Except now—you guessed it—she’s back to waffling again: “Surely, by proving that she could be a nurse, she had more or less committed herself to fulfil her promise to her father to its ultimate end?” Meanwhile, she’s become sort of a sounding board to Dr. Alan Foreday, who likes to talk out his medical cases with someone who can’t contribute at all to the conversation. When he’s not blathering on while Carol silently listens, he’s snapping sharply at her on the wards for all her terrible gaffes, like speaking to him. “To her shocked amazement he frowned at her, and his voice, when he spoke, was curt to the point of rudeness.” Miserably for her future patients, she’s decided to forge ahead with nursing and give up dancing forever when the man who was driving the car that smashed into her father’s is brought in, and he needs a brain surgery that’s only been attempted once—by Dr. Foreday—and he’d failed—and it was on a woman he was in love with—

Foreday is about to refuse to do the surgery when Carol overcomes her hatred of the man and begs him to try, and completely out of the blue Dr. Foreday tells her he loves her, though he has not heard her speak more than ten sentences, and most of those were, “Yes, Doctor.” She then suddenly recognizes that she loves Dr. Foreday: “Now, with the knowledge of Alan’s love for her, and hers for him, she knew she wanted only one thing from life … to be with Alan, and to do what pleased him!” After that horrible scene, Carol is even more committed to being a bad nurse. Until Alan tells her that he really wants her to go back to dancing, because apparently that’s really what her father wanted her to do all along, he just had never mentioned it and had been incredibly patronizing about her dancing to her face. Alan just wants her to be happy: “I want you to be yourself—because that’s how I love you.” Next thing you know, a major producer is on the line offering her a part that will make her a permanent show biz legend! Slow curtain, the end!

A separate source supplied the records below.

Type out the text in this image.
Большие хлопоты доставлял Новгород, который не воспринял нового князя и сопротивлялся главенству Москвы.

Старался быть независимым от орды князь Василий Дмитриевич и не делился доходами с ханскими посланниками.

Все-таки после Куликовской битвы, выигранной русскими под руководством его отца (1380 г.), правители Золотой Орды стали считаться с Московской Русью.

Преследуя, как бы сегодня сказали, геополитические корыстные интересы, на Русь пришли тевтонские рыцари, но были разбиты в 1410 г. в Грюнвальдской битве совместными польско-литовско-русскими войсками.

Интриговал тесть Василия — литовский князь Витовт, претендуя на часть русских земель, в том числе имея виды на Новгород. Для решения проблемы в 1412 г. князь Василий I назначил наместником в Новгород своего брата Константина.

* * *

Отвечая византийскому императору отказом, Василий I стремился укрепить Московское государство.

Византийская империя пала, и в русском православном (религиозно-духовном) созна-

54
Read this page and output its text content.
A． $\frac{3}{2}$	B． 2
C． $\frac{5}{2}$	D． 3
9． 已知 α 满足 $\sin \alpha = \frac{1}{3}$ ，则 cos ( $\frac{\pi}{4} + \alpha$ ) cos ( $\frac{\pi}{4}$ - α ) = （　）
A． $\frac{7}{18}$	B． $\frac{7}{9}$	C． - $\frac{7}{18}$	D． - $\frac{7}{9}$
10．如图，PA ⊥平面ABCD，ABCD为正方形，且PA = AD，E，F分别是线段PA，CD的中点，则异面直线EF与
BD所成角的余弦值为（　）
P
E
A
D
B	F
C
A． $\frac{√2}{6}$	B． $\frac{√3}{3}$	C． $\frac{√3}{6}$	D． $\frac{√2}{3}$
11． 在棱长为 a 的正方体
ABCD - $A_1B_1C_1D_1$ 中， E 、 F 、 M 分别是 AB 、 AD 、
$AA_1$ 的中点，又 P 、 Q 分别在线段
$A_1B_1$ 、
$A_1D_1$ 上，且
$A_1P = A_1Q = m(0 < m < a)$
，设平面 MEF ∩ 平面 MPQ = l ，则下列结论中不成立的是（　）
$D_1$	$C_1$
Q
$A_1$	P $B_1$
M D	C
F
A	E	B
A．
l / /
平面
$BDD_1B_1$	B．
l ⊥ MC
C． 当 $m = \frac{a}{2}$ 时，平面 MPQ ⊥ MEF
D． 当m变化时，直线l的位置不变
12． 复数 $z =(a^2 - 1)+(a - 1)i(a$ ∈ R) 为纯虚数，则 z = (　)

It’s a pity that I read this book immediately after I finished Make up Your Mind, Nurse, because they both have the same formula, and it’s not a good one: The nurse is being forced to do something she doesn’t want to do, but should she keep with it? It’s not interesting, it’s not suspenseful, it’s not enjoyable—it’s just irritating. Right from the opening pages I wanted to smack Carol Lloyd upside the head, and there are 192 in total to wade through. If Carol was reluctant to become a nurse, you should be more reluctant to read this book.